Take a look at a manufacturing process flow [like the following](https://en.wikipedia.org/wiki/File:Photolithography_etching_process.svg). This is an incredibly simplified representation of how a transistor is created/embedded within a single solid chunk of silicon. In real modern chips there are hundreds and hundreds of steps.

The first key ingredient is that there are certain chemicals whose properties change dramatically when exposed to light. Specifically we use chemicals that become “harder” when exposed to light (or you can accomplish the same thing with something that becomes “weaker”, it doesn’t matter). By “harder” we mean when this chemical is exposed to light it is far more resistant to being etched away by things like acid.

The second key ingredient is the ability to chemically either etch away solid material (like silicon) or to grow more (deposition) by exposure to a gas of the right chemicals. So you can “acid” etch away and “grow” deposit more by exposing your silicon wafer to a gas.

But how does that allow you to create an incredibly complex embedded circuit of literally [billions of transistors?](https://en.wikipedia.org/wiki/File:Diopsis.jpg).

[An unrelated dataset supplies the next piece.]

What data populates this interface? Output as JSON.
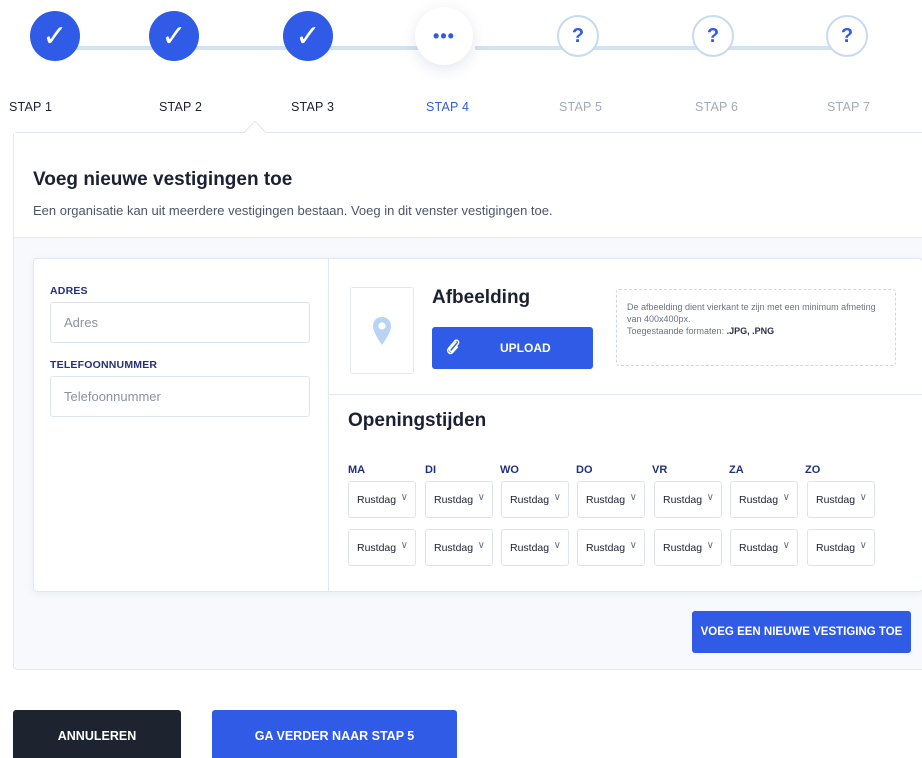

Well you combine the two in a process called photolithography.

First you apply a thin layer of “resist” chemical to the entire silicon wafer and then you exploit its special property by applying light through a kind of stencil called a [photomask](https://www.photo-sciences.com/wp-content/uploads/2018/06/1X-Master-primary-test-dice.jpg). By using this stencil you project a pattern of light onto the chip with light only landing in some place and not in others. Because of the special properties of the “resist” this means that some places become immune to etching and others don’t in the precise shape you applied. Then when you apply your “acid” etch you remove silicon material only according to your complex intended shape because places where the “resist” wasn’t removable (i.e. wasn’t exposed to light) it remains and protects the silicon from this exposure. A similar approach is applied when you need to add material.

So using these three approaches you can remove and add material according to a complex nano-sized floor plan by applying resist and selectively exposing it to light according to a certain pattern. Like, say, [this](http://2.bp.blogspot.com/-j8Z2sbXgETw/VUBNda3YYwI/AAAAAAAAAYM/QXGtUYx5meY/w1200-h630-p-k-no-nu/ProcessFlow2.png) to build up your transistors.

NOTE: It’s a common confusion to think that these hundreds of lithography steps must be applied PER transistor (so there would be hundreds of billions of steps), this isn’t how it works, rather all transistors in the complex network are laid out in a single mask simultaneously and all have their “step 1”, for example, done in the same “apply resist, apply photo-pattern, remove resist then etch or deposit” step.